HC Deb 03 April 1951 vol 486 cc25-6
48. Brigadier Clarke

asked the Chancellor of the Exchequer what duty-free concession vouchers are given to troops in Korea to enable them to send home presents to their wives and families.

Mr. Gaitskell

Troops serving abroad are allowed to send home presents, other than tobacco, scent and liquor, to a value of 10s. free of Customs charges. In addition, gift parcels of food weighing not more than 22 lb. gross are admitted free.

Brigadier Clarke

Will the right hon. Gentleman say how often they can send a 10s. voucher, and does he appreciate that a 10s. voucher does not help the people at home when they have to pay a duty which is much greater than the value of the present?

Mr. Gaitskell

There is no restriction on the number of parcels that may be sent.

Mr. Bellenger

May I urge on my right hon. Friend that he should consider the system which operated very well in wartime of allowing troops on active operations to send home so many duty-free parcels, the value of which came to more than 10s. per parcel?

Mr. Gaitskell

I should be more ready to consider that, if I felt satisfied that there was any real dissatisfaction with the present arrangements.

Mr.
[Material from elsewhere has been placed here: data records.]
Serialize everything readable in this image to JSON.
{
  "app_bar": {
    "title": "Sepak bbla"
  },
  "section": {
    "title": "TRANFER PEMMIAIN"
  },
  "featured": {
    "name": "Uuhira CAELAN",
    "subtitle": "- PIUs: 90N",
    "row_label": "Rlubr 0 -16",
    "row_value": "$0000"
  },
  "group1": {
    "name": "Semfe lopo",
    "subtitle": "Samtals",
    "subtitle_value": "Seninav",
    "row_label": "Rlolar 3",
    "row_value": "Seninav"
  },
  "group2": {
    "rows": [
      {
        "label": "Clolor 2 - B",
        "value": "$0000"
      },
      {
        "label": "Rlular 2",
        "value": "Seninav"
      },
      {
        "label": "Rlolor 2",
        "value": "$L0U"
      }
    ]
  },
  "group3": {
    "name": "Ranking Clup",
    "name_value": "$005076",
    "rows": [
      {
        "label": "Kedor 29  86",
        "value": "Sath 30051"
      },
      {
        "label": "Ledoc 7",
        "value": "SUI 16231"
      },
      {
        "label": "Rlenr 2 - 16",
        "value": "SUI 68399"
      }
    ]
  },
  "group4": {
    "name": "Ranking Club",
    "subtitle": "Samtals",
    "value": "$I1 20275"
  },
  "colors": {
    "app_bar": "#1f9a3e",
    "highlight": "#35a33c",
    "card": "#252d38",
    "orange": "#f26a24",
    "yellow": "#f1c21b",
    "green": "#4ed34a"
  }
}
Braine

Is the right hon. Gentleman aware that a parcel recently sent from Korea, by a soldier to his mother, the value of which was 20s., attracted no less than 17s. 4d. in Customs Duty and Purchase Tax? Would it not be fair to extend to serving men overseas the generous concession which obtained during the war?

Mr. Gaitskell

I do not think there is anything I can add. Obviously, if a parcel is worth more than 10s., it will become liable to Customs duty, but I think it is very unusual for that kind of difficulty to arise.